Recall: The 3 estimation methods were

E: Eyeball. Basically a guess after you've examined the rectangles

J: Judgment Sample. You choose your own sample of 5 and take the average

R: Random Sample. Randomly choose 5 rectangles and take the average.

The average area of all 100 rectangles is 7.42; the standard deviation of the rectangle areas is 5.20227. Here's a histogram of the areas of all 100 rectangles in the population.

Of course, you did not know this when you took samples and obtained estimates. In fact, you were instructed that the purpose of the activity was to estimate the average area of all the rectangles (which, only later, did you learn was 7.42).

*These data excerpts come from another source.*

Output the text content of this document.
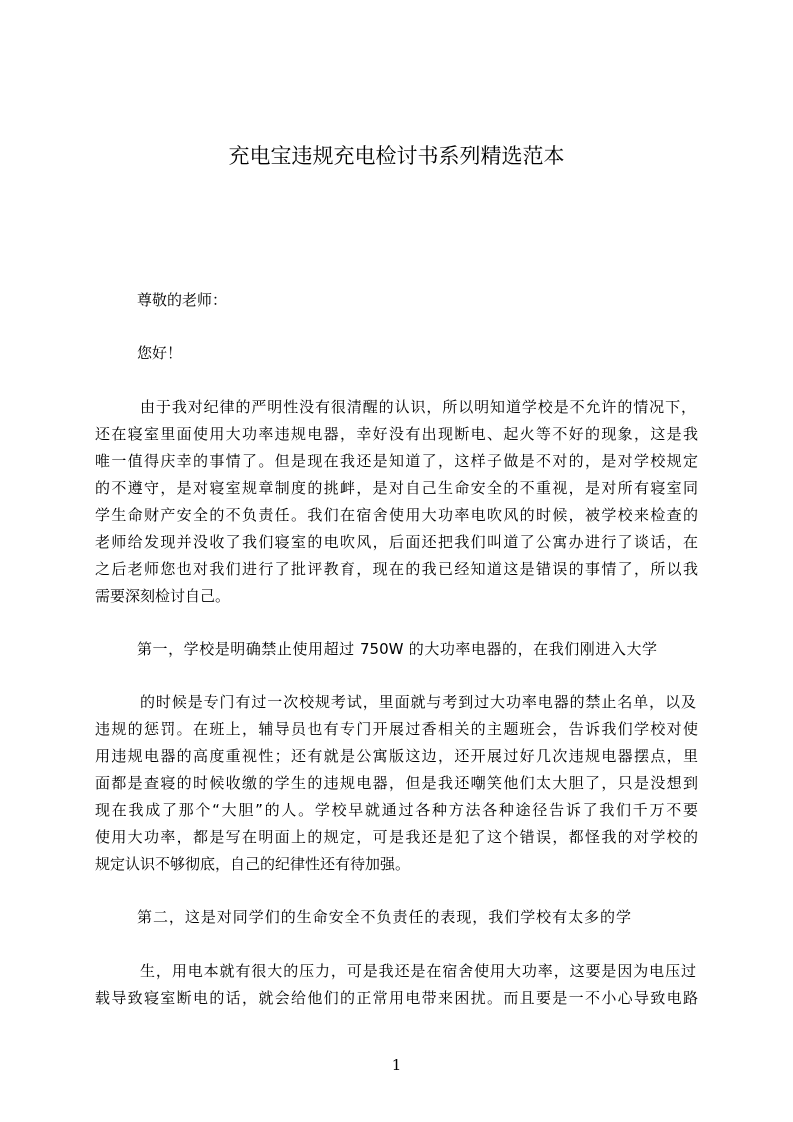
充电宝违规充电检讨书系列精选范本

尊敬的老师：

您好！

由于我对纪律的严明性没有很清醒的认识，所以明知道学校是不允许的情况下，

还在寝室里面使用大功率违规电器，幸好没有出现断电、起火等不好的现象，这是我

唯一值得庆幸的事情了。但是现在我还是知道了，这样子做是不对的，是对学校规定

的不遵守，是对寝室规章制度的挑衅，是对自己生命安全的不重视，是对所有寝室同

学生命财产安全的不负责任。我们在宿舍使用大功率电吹风的时候，被学校来检查的

老师给发现并没收了我们寝室的电吹风，后面还把我们叫道了公寓办进行了谈话，在

之后老师您也对我们进行了批评教育，现在的我已经知道这是错误的事情了，所以我

需要深刻检讨自己。

第一，学校是明确禁止使用超过 750W 的大功率电器的，在我们刚进入大学

的时候是专门有过一次校规考试，里面就与考到过大功率电器的禁止名单，以及

违规的惩罚。在班上，辅导员也有专门开展过香相关的主题班会，告诉我们学校对使

用违规电器的高度重视性；还有就是公寓版这边，还开展过好几次违规电器摆点，里

面都是查寝的时候收缴的学生的违规电器，但是我还嘲笑他们太大胆了，只是没想到

现在我成了那个“大胆”的人。学校早就通过各种方法各种途径告诉了我们千万不要

使用大功率，都是写在明面上的规定，可是我还是犯了这个错误，都怪我的对学校的

规定认识不够彻底，自己的纪律性还有待加强。

第二，这是对同学们的生命安全不负责任的表现，我们学校有太多的学

生，用电本就有很大的压力，可是我还是在宿舍使用大功率，这要是因为电压过

载导致寝室断电的话，就会给他们的正常用电带来困扰。而且要是一不小心导致电路

1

In a real study, you'd never know the population mean (for, if you did, why would you bother taking a sample?).

Results from 3 different classes are pooled here. The raw results are available in a separate file as well.


First Look.

We notice outliers. Two of them: 200 and 50. These people gave eyeball estimates completely out of whack. What were they thinking? Clearly they were confused over this -- at this time. So, from here forward we'll ignore these two values.


Second Look

Notice that the red reference line is drawn at 7.42 -- the actual mean size of all 100 rectangles.


Looking at shapes

Eyeball Estimate

Left skewed with outliers to the right. It would be very nasty to try to work with this distribution. The average of these is 9.316, they range from 2.1 to 20.0 (ignoring the 50 and 200 we discarded). The standard deviation (again ignoring the 50 and 200) is 3.158 (although this is a poor way to measure spread here, since there are outliers and the shape isn't very close to a normal distribution).

Judgment Sample Estimate

Left skewed, again with outliers to the right. Another difficult distribution to work with. The average of these is 9.143, they range from 3.8 to 17.2. The standard deviation is 2.470 (this is a poor way to measure spread here, since there are outliers and the shape isn't very close to a normal distribution).

Random Sample Estimate

Fairly symmetric (perhaps a little right skew). Very close to normal shaped. The average of these is 7.157, they range from 2.4 to 14.4.Consequently, the standard deviation is an appropriate measure of spread. The standard deviation of these estimates is 2.312.


A Little "Theory"

There is a rule that says when drawing a random (and only random) sample of size n from a large population, the standard deviation of the sample mean is the standard deviation for the population divided by the sample size. Our samples were of size n = 5; the standard deviation for the population is 5.20227 -- so we have 5.20227 / squareroot(5) = 2.24. Note that the standard deviation of the R values (reported above in blue) is awfully close to this.